In this study, we found that the nail urate level was significantly correlated with volume of urate deposits measured by DECT.This result indicated higher nail urate was a predictive factor of the volume of MSU crystals. While hyperuricemia is a strong risk factor for gout, our study did not find a significant association between serum urate level and MSU crystals deposits measured by DECT, which indicated that measurement of serum urate does not assess the accumulation of urate deposits and therefore cannot estimate the urate burden. The result that the duration of gout was independently correlated with the volume of urate deposits measured by DECT further conformed the previous findings that the duration of gout and serum urate level were significantly associated with the urate crystal volume.
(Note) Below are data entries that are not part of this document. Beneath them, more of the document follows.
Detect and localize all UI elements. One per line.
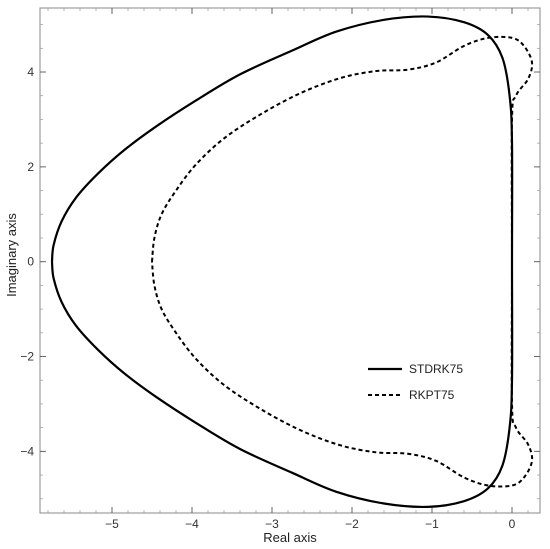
x-tick-label: −4 — [185, 517, 199, 531]
legend: STDRK75 RKPT75 — [368, 362, 463, 402]
y-tick-label: −4 — [20, 444, 34, 458]
y-tick-label: 4 — [27, 65, 34, 79]
series-layer — [50, 15, 534, 509]
legend-label-stdrk75: STDRK75 — [409, 362, 463, 376]
y-tick-label: −2 — [20, 350, 34, 364]
x-tick-label: −1 — [425, 517, 439, 531]
minor-ticks — [40, 8, 540, 513]
legend-label-rkpt75: RKPT75 — [409, 388, 455, 402]
series-stdrk75-curve — [50, 15, 514, 509]
plot-frame — [39, 7, 541, 514]
tick-labels: −5 −4 −3 −2 −1 0 −4 −2 0 2 4 — [20, 65, 515, 531]
y-axis-label: Imaginary axis — [4, 213, 19, 297]
x-tick-label: −2 — [345, 517, 359, 531]
series-rkpt75-curve — [151, 35, 534, 488]
major-ticks — [40, 8, 540, 513]
y-tick-label: 0 — [27, 255, 34, 269]
x-tick-label: −5 — [105, 517, 119, 531]
y-tick-label: 2 — [27, 160, 34, 174]
x-tick-label: −3 — [265, 517, 279, 531]
x-tick-label: 0 — [509, 517, 516, 531]
x-axis-label: Real axis — [263, 530, 317, 545]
This study has some limitations. First, the small sample size, and there was also a bias for patients in whom aspiration was performed. Second, the analyses were limited to the knees and feet. This was because there has not been a general consensus so far on which joints should be examined to assess urate burden in gout and the knees and feet are known to have more prevalent MSU crystals deposits identified by DECT. Third, we measured the serum urate value only once, due to the fluctuation of serum urate, the average value of multiple measurements may be a better assessment of the relationship between serum urate and nail urate and the volume of MSU. Finally, compared with serum urate detection, the cost of HPLC–UV detection is relatively expensive, and in the future, better optimization is needed in order to be less expensive, convenient to operate, and suitable for routine analysis.

Conclusions

In conclusion, we found in the present study that the nail urate concentration was positively correlated with the volume of MSU crystals as measured by DECT in males with gout and that nail urate can also reflect changes in urate levels in the body during urate-lowering therapy. At present, there is no good quantitative index of whole-body MSU crystal deposition. Although serum urate is an important indicator for the immediate change of urate level in the body, nail urate can reflect changes in urate deposition in the body during urate-lowering therapy and determination of nail urate may provide useful information for management of gout in situations where blood sample analysis and image technology are not possible. In future, a large, prospective, multicentre trial is needed to assess the performance of this biomarker and to demonstrate its effectiveness in clinical practice when compared to currently accepted methodologies.